Compute Canberra Dissimilarity from a from a Dense or Sparse Matrix.
Source:R/canberra.R
canberra.RdCalculates the Canberra dissimilarity of a Matrix pairwise for each column.
Arguments
- x
A matrix, sparseMatrix or Matrix.
- weighted
A boolean value, to use abundances (
weighted = TRUE) or absence/presence (weighted=FALSE) (default: TRUE).- threads
A wholenumber, the number of threads to use in setThreadOptions (default: 1).
Value
A column x column dist object.
Details
The Canberra dissimilarity between two samples \(A\) and \(B\), each of length \(n\), is defined as:
\(d(A,B) = \frac{1 / NZ} \sum_{i}^n \frac{|A_i - B_i|}{|A_i| + |B_i|}\)
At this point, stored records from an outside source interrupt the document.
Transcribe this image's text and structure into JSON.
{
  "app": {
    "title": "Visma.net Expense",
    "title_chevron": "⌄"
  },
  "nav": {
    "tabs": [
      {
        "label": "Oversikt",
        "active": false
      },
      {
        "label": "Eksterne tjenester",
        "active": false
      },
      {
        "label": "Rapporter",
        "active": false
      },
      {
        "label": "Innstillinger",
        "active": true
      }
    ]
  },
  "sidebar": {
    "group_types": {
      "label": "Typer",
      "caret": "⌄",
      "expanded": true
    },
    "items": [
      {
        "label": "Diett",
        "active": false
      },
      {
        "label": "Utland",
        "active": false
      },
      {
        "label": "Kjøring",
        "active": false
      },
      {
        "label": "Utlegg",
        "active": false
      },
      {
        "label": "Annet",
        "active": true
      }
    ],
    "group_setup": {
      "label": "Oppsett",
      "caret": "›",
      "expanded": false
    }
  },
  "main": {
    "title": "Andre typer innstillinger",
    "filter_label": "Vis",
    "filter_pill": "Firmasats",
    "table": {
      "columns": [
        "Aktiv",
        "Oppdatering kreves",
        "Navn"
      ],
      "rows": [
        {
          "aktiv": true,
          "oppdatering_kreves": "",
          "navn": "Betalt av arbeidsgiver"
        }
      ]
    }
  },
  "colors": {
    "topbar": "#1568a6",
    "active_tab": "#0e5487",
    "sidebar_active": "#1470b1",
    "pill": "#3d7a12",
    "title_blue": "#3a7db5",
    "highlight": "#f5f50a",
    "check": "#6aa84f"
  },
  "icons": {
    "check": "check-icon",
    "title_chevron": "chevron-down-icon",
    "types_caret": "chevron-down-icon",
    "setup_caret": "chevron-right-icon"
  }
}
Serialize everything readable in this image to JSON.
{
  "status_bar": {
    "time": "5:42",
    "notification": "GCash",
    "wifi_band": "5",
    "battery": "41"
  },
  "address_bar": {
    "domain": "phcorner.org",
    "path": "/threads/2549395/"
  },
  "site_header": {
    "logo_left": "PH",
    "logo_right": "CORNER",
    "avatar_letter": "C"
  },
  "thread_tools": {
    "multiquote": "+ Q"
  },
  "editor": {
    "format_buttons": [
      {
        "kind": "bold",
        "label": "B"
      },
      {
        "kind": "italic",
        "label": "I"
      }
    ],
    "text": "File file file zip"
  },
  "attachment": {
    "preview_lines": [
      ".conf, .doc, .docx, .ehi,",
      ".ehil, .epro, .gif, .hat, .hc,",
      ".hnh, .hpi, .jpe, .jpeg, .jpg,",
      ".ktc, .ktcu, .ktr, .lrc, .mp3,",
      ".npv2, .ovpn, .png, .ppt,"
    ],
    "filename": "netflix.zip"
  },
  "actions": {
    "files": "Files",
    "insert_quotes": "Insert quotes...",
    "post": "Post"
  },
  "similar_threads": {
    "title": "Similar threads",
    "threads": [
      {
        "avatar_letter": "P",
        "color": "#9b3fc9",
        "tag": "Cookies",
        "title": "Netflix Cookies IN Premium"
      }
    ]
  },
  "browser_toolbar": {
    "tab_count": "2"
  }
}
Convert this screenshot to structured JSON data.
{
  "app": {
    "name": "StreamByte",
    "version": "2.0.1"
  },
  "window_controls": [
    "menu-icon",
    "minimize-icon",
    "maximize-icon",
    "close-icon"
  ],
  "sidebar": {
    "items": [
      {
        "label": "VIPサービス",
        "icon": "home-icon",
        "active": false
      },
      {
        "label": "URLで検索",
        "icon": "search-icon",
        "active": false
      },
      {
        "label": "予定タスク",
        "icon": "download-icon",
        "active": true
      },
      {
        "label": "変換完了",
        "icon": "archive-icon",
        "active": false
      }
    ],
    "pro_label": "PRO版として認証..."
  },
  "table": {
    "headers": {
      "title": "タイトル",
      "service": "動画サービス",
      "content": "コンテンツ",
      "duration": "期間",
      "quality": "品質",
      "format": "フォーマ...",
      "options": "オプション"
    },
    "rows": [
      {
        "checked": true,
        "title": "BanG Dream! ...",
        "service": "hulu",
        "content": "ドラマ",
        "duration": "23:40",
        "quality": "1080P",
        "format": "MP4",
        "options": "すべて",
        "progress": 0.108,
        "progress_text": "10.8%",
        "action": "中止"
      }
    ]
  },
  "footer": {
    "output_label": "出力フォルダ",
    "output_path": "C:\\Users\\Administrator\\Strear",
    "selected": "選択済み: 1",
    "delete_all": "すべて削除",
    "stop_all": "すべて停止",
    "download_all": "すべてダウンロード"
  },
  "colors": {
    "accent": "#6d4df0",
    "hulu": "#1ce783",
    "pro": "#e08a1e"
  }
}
where \(A_i\) and \(B_i\) are the abundances of the \(i\)-th feature in sample \(A\) and \(B\), respectively. NZ are the number of non-zero entries. When weighted is set to FALSE, counts are replaced by presence/absence data.
References
Lance, G.N. & Williams, W.T. (1967) Mixed-data classificatory programs. I. Agglomerative systems. Australian Computer Journal, 1(1), 15-20.
Examples
library("OmicFlow")
metadata_file <- system.file("extdata", "metadata.tsv", package = "OmicFlow")
counts_file <- system.file("extdata", "counts.tsv", package = "OmicFlow")
features_file <- system.file("extdata", "features.tsv", package = "OmicFlow")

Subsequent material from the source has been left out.